Pour le CEB en 6ème primaire, les élèves devront désormais obtenir au moins 50% dans chaque matière et une moyenne globale de 60%. Pour le CE1D, en 2ème secondaire, et le CESS en 6ème secondaire, le seuil sera fixé à 60% pour chaque épreuve.

Ce choix vise à redonner le goût de l’effort et assurer la valeur des diplômes. Aujourd’hui, une très grande majorité d’élèves (environ 90% !) réussissent le CEB, mais beaucoup rencontrent ensuite des difficultés dès leur entrée dans le secondaire. Il ne s’agit donc pas de sanctionner, mais de mieux préparer les élèves en s’assurant qu’ils maîtrisent réellement les apprentissages de base : lecture, orthographe et calcul, avant de passer dans le secondaire. Pourquoi ? Parce qu’on sait que des difficultés non traitées ont tendance à s’aggraver avec le temps.
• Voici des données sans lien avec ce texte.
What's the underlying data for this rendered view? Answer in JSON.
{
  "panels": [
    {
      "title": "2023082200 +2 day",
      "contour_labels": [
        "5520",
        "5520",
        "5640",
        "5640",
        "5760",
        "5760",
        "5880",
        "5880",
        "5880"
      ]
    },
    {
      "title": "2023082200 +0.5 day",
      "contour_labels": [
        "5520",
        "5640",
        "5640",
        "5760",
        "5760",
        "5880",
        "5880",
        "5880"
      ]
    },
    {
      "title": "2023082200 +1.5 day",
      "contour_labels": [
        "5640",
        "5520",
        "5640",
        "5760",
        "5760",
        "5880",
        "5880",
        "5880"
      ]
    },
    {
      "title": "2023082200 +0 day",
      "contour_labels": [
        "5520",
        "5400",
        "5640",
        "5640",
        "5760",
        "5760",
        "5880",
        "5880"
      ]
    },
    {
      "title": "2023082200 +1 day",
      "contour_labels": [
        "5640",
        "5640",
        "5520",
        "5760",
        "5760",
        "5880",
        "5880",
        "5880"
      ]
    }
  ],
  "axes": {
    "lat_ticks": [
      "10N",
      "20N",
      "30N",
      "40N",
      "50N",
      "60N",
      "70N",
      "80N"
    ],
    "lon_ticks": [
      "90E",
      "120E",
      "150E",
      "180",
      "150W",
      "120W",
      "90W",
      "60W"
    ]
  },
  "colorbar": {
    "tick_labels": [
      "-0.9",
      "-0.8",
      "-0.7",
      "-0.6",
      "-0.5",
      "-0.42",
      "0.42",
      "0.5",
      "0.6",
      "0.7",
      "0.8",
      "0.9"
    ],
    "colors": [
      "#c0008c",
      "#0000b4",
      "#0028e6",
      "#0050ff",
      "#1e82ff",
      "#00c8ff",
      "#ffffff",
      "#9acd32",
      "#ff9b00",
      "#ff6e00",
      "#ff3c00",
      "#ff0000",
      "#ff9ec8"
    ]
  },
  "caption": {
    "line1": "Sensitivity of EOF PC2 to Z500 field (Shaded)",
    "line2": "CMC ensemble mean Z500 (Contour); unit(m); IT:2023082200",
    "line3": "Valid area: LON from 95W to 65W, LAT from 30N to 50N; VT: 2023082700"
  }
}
Cette réforme s’inscrit dans une vision cohérente de l’école défendue par le Mouvement Réformateur : une école exigeante et émancipatrice. Fixer des objectifs clairs, c’est permettre à chaque élève de se situer, de progresser et de se dépasser. L’exigence n’est pas un frein, mais un levier de réussite.

Bien entendu, exiger davantage n’a de sens que si l’on accompagne mieux ceux qui seraient en difficulté. C’est pourquoi ce relèvement des seuils s’accompagne de mesures concrètes pour soutenir les élèves tout au long de leur parcours. Dès la 4ème primaire, le test CLE (Calculer, Lire, Écrire) permettra d’identifier plus tôt les difficultés. En parallèle, l’accompagnement personnalisé des élèves sera renforcé, avec des moyens supplémentaires (460 équivalents temps plein) dans le primaire et au début du secondaire, afin d’aider chaque élève. Cela signifie, concrètement, deux professeurs dans une classe pour prendre en charge des groupes d’élèves de niveaux différents par exemple.

Un accompagnement renforcé est également prévu en 1ère secondaire pour les élèves qui auraient échoué au CEB (ou à une ou plusieurs parties de celui-ci). Les moyens humains consacrés précédemment au degré différencié sont maintenus.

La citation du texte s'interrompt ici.